男優賞、最後の1人はこの方に。トム・ハーディというより、マックスという役、かもしれないけど、役と役者は不可分。何年か前「アナと雪の女王」を観に行き、堪能したのだけど、ディズニー映画って女の子に「いつか王子様が…」と夢見させるものなのではないの?よく知らんけど(ディズニーを全く通過せずに育ったので…)と衝撃も受けた。なにしろ姉は、ありのままの私になるために氷の城を自作して引きこもり、助けに向かう妹は途中出会い運命を感じた王子ふうの男に手酷く裏切られ、協力してくれる身分違いの男は体臭が酷く(ちょっとにおう♪みたいな歌あった記憶…)、大団円に達した後は身分を乗り越えいい感じになるかと思えばならず、しかし男は王室御用達業者と認定されて大喜び…良かったね!ロイヤルワラント…!…ああ、なんて厳しい物語なの、まるで現実のようだわ。
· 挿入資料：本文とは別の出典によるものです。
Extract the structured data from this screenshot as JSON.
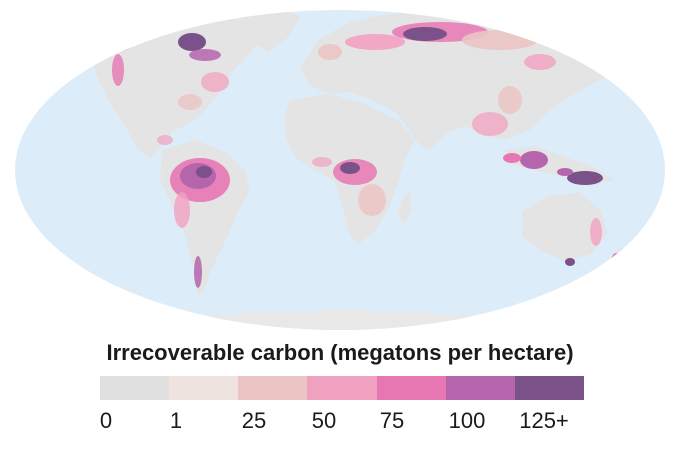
{
  "map": {
    "ocean_color": "#dcedf9",
    "land_color": "#e4e4e4",
    "sea_ice_color": "#e8e8e8"
  },
  "legend": {
    "title": "Irrecoverable carbon (megatons per hectare)",
    "bins": [
      {
        "color": "#e0e0e0"
      },
      {
        "color": "#efe3df"
      },
      {
        "color": "#ebc4c4"
      },
      {
        "color": "#f1a1c0"
      },
      {
        "color": "#e777b3"
      },
      {
        "color": "#b565ac"
      },
      {
        "color": "#7a5188"
      }
    ],
    "tick_labels": [
      "0",
      "1",
      "25",
      "50",
      "75",
      "100",
      "125+"
    ]
  }
}
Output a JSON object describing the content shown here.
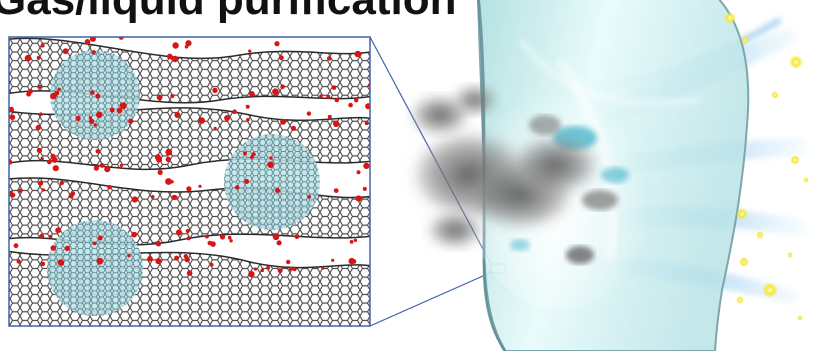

ディズニーだけは「いつか王子様が…」って夢見させてくれるんじゃなかったの?家の前が小学校の通学路なので、登下校中の少年少女がのびのびと、ありのーままでーと歌うのをしょっちゅう聴いたけど、君たちこんな映画を観て、どんな大人に育つのかしらね。と勝手に心配までした。考えすぎだけども!
 
それから新しい映画を観るたびに、男、ヒーローの描かれ方について密かに注目していたのだけど「マッド・マックス 怒りのデス・ロード」、案外このマックスという男は、新しい種類の「いい男」なのではないか…と思うに至った。男根的支配に反旗を翻す女たちは最初、マックスが男というだけで警戒していたけど、徐々にあれ…こいつは…なんか違うぞ…?と気づいていく過程が細かく描かれていた。ちょっとあっち倒しに行ってくるわ、と静かに去って行き、攻撃を見事に成功させて戻ってきて、無表情で次の仕事を進めるマックスの顔、女たちはみんな見ていた。俺やったぞ!とも言わずドヤ顔もしない。褒め言葉を求めない。しかし仕事はできる。すべて失ったらしい過去も一言も語らず、そっと女たちに共感して最大限に貢献、達成に喜ぶ女たちの姿に静かに癒され、無言で去って行く。こんな人いるの…?一緒にいてとてもラクだと思う。滅多にいないから映画になるんだね…。いつか王子様が。って夢見てもしょうがないし、そんなら自分で頑張るわ。と頭を切り替えた少女たちよ、マックス、いいよ(推薦)!
 
この映画についていろいろ感想を目にしたけど、笑いながらも私が共感したのはこちら。「風邪をひいた女性にお粥を作ることで、自分も癒される男なのです。今までのアクション映画に、そんなヒーローがいたでしょうか。」
 
2015年、007のボンドガールは知的な職業に就き共に闘った。ミッション・インポッシブルでも女は強かった。けれどジェームズ・ボンドもイーサン・ハントもマックスほど新しさを感じさせる男ではなかった。トム・ハーディは脚本を読んで驚いたはず。え…台詞3つぐらいしかないやん…主役、俺やで、と。でも「マッド・マックス 怒りのデス・ロード」の主役は間違いなく、マックスなのであった。私がもし名画座であるならば「アナと雪の女王」と2本立てにするよ。